Guest blog by Gorka Espiau, Director of Places and International Affairs, The Young Foundation. This blog originally appears on the Amplifier Montréal website. It is republished here with their permission.
Whilst there are huge amounts of innovative and creative work within urban areas, many of society’s most complex problems also manifest themselves here – unemployment, poverty, pollution and social mobility to name but a few. These problems, often described as ‘wicked’ problems for their complex, entrenched, and interconnected nature are too often addressed in a short-term or fragmented way.
Traditional interventions may often only address the symptoms rather than the root, or structural causes of the problem. They demand a comprehensive and interconnected series of interventions. A more holistic and large-scale transformation needs to take place. Even the most successful ones have always acknowledged that the challenges we are tackling are too complex and interrelated to be transformed applying a technical “project delivery” mentality.
Cities are also becoming the natural ecosystem for inequality. The wealthiest, the “squeezed middle” and the growing poorest couldn’t live physically closer to each other. In this context, many city leaders share the aspiration of launching new reform movements with the potential to incubate disruptive social innovations that will tackle the structural and institutional causes of inequality.
For this purpose, interconnected and larger scale interventions need to be co-created until a genuine movement of transformation is generated at the city/region level. Projects need to be incorporated as necessary tools of the “transformation movement” but always integrated within a deeper aspirational goal.
These city movements can only be co-created generating a new narrative of transformation capable of connecting the identity of the territory with a “collective decision” to build a socially sustainable city, proud to be associated with, proud to be living in.

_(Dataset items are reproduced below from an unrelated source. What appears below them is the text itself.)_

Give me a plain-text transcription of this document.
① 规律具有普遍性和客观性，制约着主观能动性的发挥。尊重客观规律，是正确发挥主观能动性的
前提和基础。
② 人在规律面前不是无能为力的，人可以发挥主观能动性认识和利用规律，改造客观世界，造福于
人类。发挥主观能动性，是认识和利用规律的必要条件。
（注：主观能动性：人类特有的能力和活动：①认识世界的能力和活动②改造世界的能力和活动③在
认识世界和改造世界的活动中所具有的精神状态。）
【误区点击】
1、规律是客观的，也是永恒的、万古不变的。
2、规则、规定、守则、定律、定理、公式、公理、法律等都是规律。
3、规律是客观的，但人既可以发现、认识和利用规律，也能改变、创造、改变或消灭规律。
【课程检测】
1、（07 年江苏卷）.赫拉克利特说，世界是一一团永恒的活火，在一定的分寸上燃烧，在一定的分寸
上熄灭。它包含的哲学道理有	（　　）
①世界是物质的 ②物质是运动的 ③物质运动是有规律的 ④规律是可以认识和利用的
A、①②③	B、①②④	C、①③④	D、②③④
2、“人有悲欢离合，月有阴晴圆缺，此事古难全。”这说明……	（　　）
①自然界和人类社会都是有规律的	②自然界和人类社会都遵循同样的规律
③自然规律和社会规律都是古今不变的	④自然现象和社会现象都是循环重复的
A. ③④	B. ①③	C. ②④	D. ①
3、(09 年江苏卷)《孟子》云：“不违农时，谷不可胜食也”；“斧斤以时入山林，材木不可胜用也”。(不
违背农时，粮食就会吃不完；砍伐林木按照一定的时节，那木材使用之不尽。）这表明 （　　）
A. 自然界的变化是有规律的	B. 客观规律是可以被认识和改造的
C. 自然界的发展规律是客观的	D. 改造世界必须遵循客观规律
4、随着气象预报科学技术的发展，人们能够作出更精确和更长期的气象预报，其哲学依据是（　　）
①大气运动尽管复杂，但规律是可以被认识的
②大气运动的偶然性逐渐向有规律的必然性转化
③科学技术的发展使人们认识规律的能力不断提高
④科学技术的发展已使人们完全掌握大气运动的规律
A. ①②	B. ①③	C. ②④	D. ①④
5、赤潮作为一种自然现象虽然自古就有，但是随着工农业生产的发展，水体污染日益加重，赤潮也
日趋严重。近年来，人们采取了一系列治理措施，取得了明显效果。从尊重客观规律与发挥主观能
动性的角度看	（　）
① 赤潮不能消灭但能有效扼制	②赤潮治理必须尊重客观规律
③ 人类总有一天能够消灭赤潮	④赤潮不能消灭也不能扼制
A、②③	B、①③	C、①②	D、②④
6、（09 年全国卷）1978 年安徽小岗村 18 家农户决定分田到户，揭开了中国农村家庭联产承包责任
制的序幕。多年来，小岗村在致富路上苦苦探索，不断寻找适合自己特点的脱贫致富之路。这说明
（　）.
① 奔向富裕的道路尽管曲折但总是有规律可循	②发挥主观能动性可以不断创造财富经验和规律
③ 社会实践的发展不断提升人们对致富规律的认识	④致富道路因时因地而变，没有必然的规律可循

Those cities and territories who have been able to associate themselves with a positive narrative of transformation are more resilient and socially sustainable, even more competitive. Barcelona, Seoul, Malmo, Medellín and Bilbao are just some examples of positive social transformation. Those who have allowed a negative narrative about themselves to emerge face much more serious problems to deal with the current global challenges.
Applying a movement-building approach to place-based transformation contributes to reframing the way social innovation speaks. It demands to “tread lightly and listen deeply” to the stories that people tell about their lives. All voices matter, power relations become more democratic and complex, ambiguity and failure are experienced as a natural component of the journey.
Within the same city there will be competing cultures, identities and narratives, but they will be defined by a broader culture to which those who belong to the place associate themselves or have an understanding of, especially whether they belong or fit within the place and what their value is to it. Cities have an ethos and a big story which sets them apart, and which influences how the place operates and how people within it connect with each other.
City means connection, often deeply felt, to and between the people who feel themselves to belong there. For this reason place, while clearly a relevant concept for describing what binds people to a large entity such as a city, also helps us to understand the link between people and smaller entities such as states, neighbourhoods and communities and with non-geographical entities such as networks and communities of interest.
This constant dialogue between personal and collective identities means that the extent and strength of the boundaries of any particular place will always be fluid as people’s identification to it changes and develops.
City spaces are both small enough for collective identity to be meaningful and big enough for collective action built on the actual ways in which people already connect and collaborate to have transformative impact upon the structures as well as the local manifestations of inequality.
The nuances of local cultural contexts needs to be merged with evidence based social innovation practices but if that first and most fundamental step has properly been conducted, local challenges can be merged with local aspirations and tangible actions.
Amplifying existing and new solutions under a common transformational narrative also provides more positive and tangible results than traditional methodologies. By integrating and amplifying local innovations under a social movement, we are also better positioned to foster systemic responses that will address the structural causes of inequality.